Welp. There you have it—some pandemic parenting hacks so you can embrace chaos and survive these days at home with your whole fam damily under one roof. What about you? Any good tips for pandemic parenting?

Sarah Jedd
Sarah Jedd has a Ph.D. in communication arts from the University of Wisconsin-Madison where she teaches and studies the rhetoric of Planned Parenthood. Sarah has 5 (F I V E) children: teens Harry and Jack, elementary schoolers Cooper and Dorothy, and sweet baby Minnie, born in August 2020. Sarah blogs about being a mom of many at harrytimes.com and overshares on IG as @sarahjedd. Sarah, her husband, and their kids live in Verona with the world's laziest dog.

3 COMMENTS

  1. These are such great ideas! Thanks for sharing! I only have 1 child, but I love the “special person” idea as a way to be intentional and fill up your kiddos love tanks.

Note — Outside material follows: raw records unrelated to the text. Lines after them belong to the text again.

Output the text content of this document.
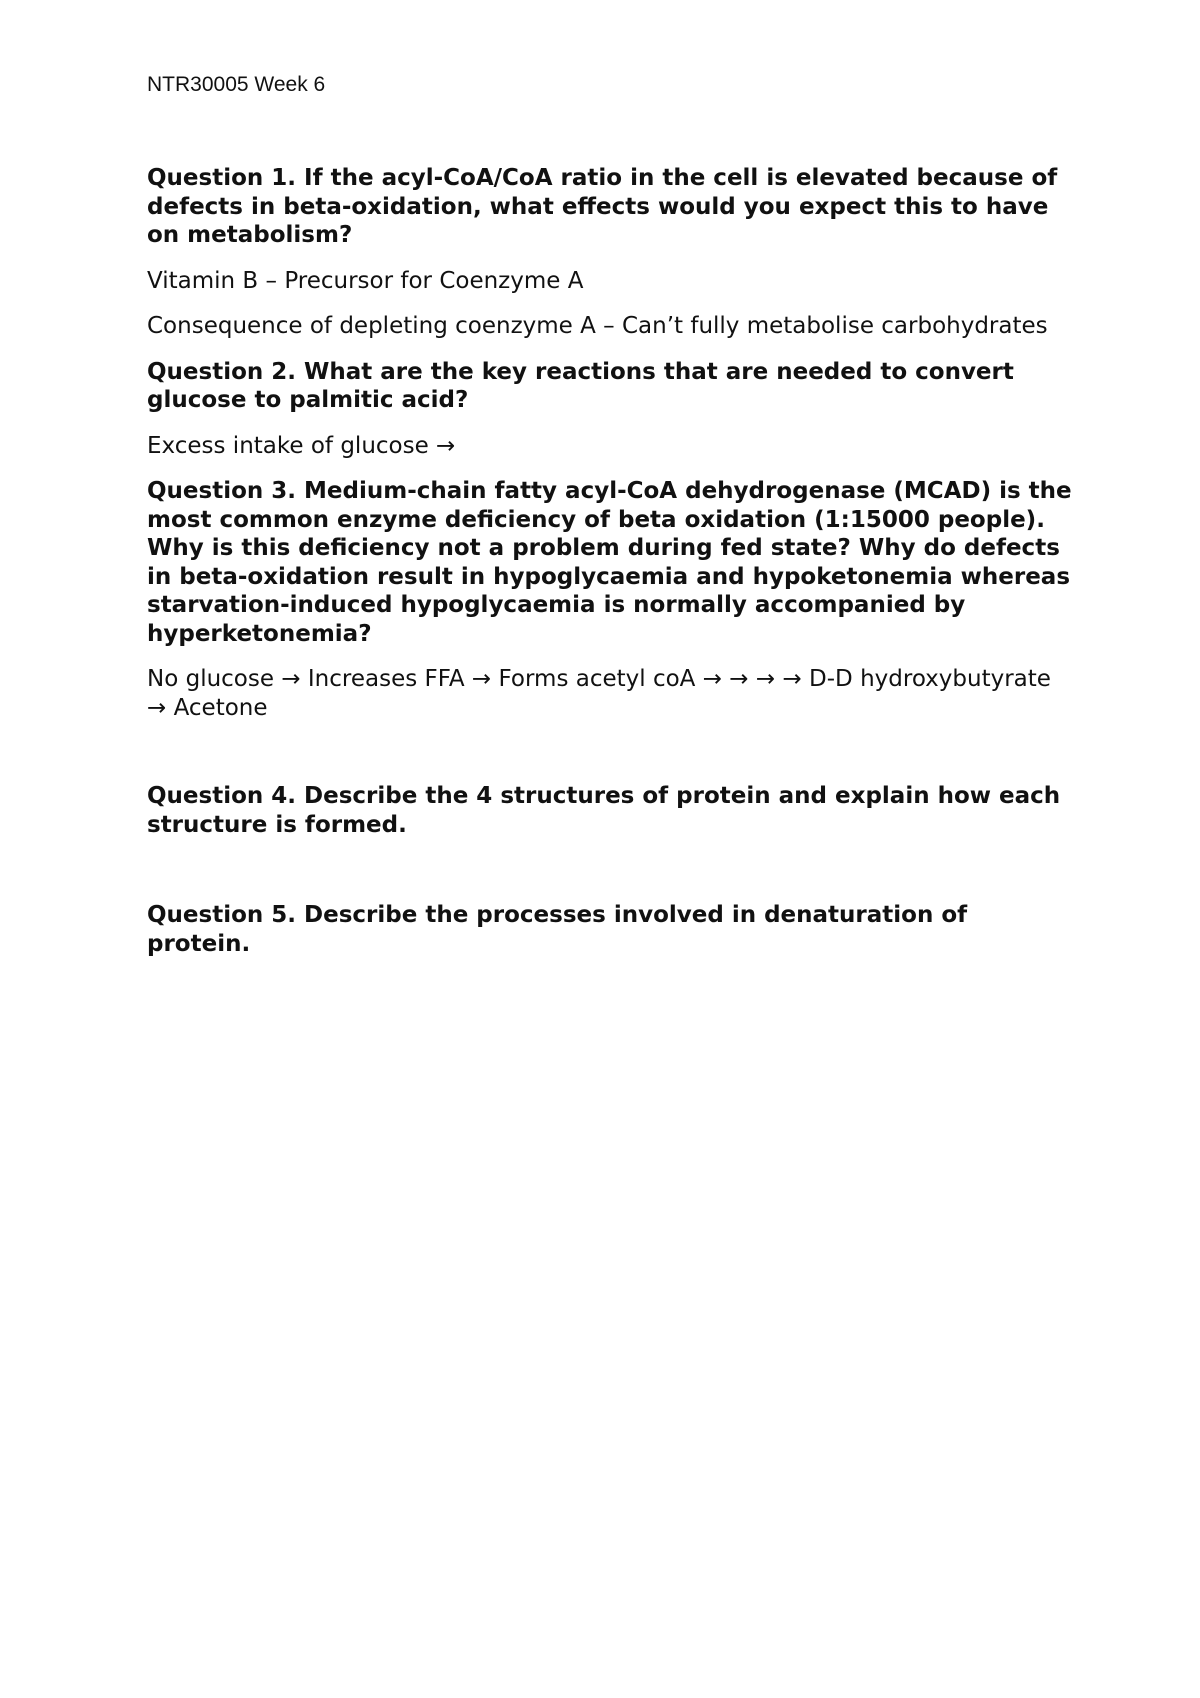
NTR30005 Week 6

Question 1. If the acyl-CoA/CoA ratio in the cell is elevated because of defects in beta-oxidation, what effects would you expect this to have on metabolism?

Vitamin B – Precursor for Coenzyme A

Consequence of depleting coenzyme A – Can’t fully metabolise carbohydrates

Question 2. What are the key reactions that are needed to convert glucose to palmitic acid?

Excess intake of glucose →

Question 3. Medium-chain fatty acyl-CoA dehydrogenase (MCAD) is the most common enzyme deficiency of beta oxidation (1:15000 people). Why is this deficiency not a problem during fed state? Why do defects in beta-oxidation result in hypoglycaemia and hypoketonemia whereas starvation-induced hypoglycaemia is normally accompanied by hyperketonemia?

No glucose → Increases FFA → Forms acetyl coA → → → → D-D hydroxybutyrate → Acetone

Question 4. Describe the 4 structures of protein and explain how each structure is formed.

Question 5. Describe the processes involved in denaturation of protein.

  2. We’ve been pulling things to do as a family put out of a jar to get away from watching TV every night. There are some screen things in there (movie with a certain person picking, funny YouTube videos, video games) but there’s also making an obstacle course, pillow forts, puzzles, audiobooks, etc. My 5 year old gets to pick 5 things out of the jar Sunday night and arrange them on the calendar to his liking. We write it on the calendar so he knows what to look forward to. We also have jars for math and reading games for when we’re really stumped for something to do.